Achmea heeft ten slotte ook onvoldoende aangevoerd om het oordeel te rechtvaardigen dat de bedoelde belangenafweging onjuist was of bepaalde belangen daarbij ten onrechte niet zijn betrokken.
De proceskosten
2.12
Gelet op het voorgaande moet ook het bezwaar van Achmea tegen de proceskostenveroordeling worden verworpen. Achmea is namelijk terecht als de grotendeels in het ongelijk gestelde partij in de kosten van de procedure voor de voorzieningenrechter veroordeeld.
De conclusie
2.13
Het hoger beroep slaagt op het hoofdpunt niet.
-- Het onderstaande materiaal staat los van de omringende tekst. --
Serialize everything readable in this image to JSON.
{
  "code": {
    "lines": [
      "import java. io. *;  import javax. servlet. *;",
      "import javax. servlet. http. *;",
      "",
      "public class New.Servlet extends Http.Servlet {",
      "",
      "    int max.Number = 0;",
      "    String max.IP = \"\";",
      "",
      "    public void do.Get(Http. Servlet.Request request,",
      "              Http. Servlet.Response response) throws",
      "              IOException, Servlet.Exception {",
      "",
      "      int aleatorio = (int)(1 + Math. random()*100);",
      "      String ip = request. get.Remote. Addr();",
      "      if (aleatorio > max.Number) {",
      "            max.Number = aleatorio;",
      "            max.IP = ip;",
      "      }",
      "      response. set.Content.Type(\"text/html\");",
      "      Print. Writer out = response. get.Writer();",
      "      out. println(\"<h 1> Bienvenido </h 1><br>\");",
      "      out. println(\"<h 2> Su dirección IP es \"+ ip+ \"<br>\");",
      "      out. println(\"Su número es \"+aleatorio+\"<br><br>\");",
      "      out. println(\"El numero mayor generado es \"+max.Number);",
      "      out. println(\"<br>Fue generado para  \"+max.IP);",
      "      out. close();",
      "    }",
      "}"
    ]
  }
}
Omdat Achmea grotendeels in het ongelijk zal worden gesteld, zal het hof Achmea tot betaling van de proceskosten in hoger beroep veroordelen.
2.14
De veroordelingen in deze uitspraak kunnen ook ten uitvoer worden gelegd als een van partijen de beslissing van het hof voorlegt aan de Hoge Raad (uitvoerbaarheid bij voorraad).

3.De beslissing

Het hof:
1. bekrachtigt het vonnis van de voorzieningenrechter in de rechtbank Gelderland van 24 januari 2022 voor zover dit betrekking heeft op de periode tot de datum van dit arrest, behalve voor wat betreft de dwangsomveroordeling die is opgenomen in rechtsoverweging 5.1, die hierbij wordt vernietigd;
2. vernietigt het vonnis van de voorzieningenrechter in de rechtbank Gelderland van 24 januari 2022 voor zover dit betrekking heeft op de periode vanaf de datum van dit arrest;
3. veroordeelt Achmea tot betaling van de volgende proceskosten van [geïntimeerde] :
€ 343,- aan griffierecht
€ 8.128,- aan salaris van de advocaat van [geïntimeerde] (2 procespunten x appeltarief VI);
4. verklaart de proceskostenveroordeling uitvoerbaar bij voorraad;
5. wijst af wat verder is gevorderd.
Dit arrest is gewezen door mrs. M.B. Beekhoven van den Boezem, J.P.H. van Driel van Wageningen en M.C. Bijl, en is door de rolraadsheer in tegenwoordigheid van de griffier in het openbaar uitgesproken op 30 augustus 2022.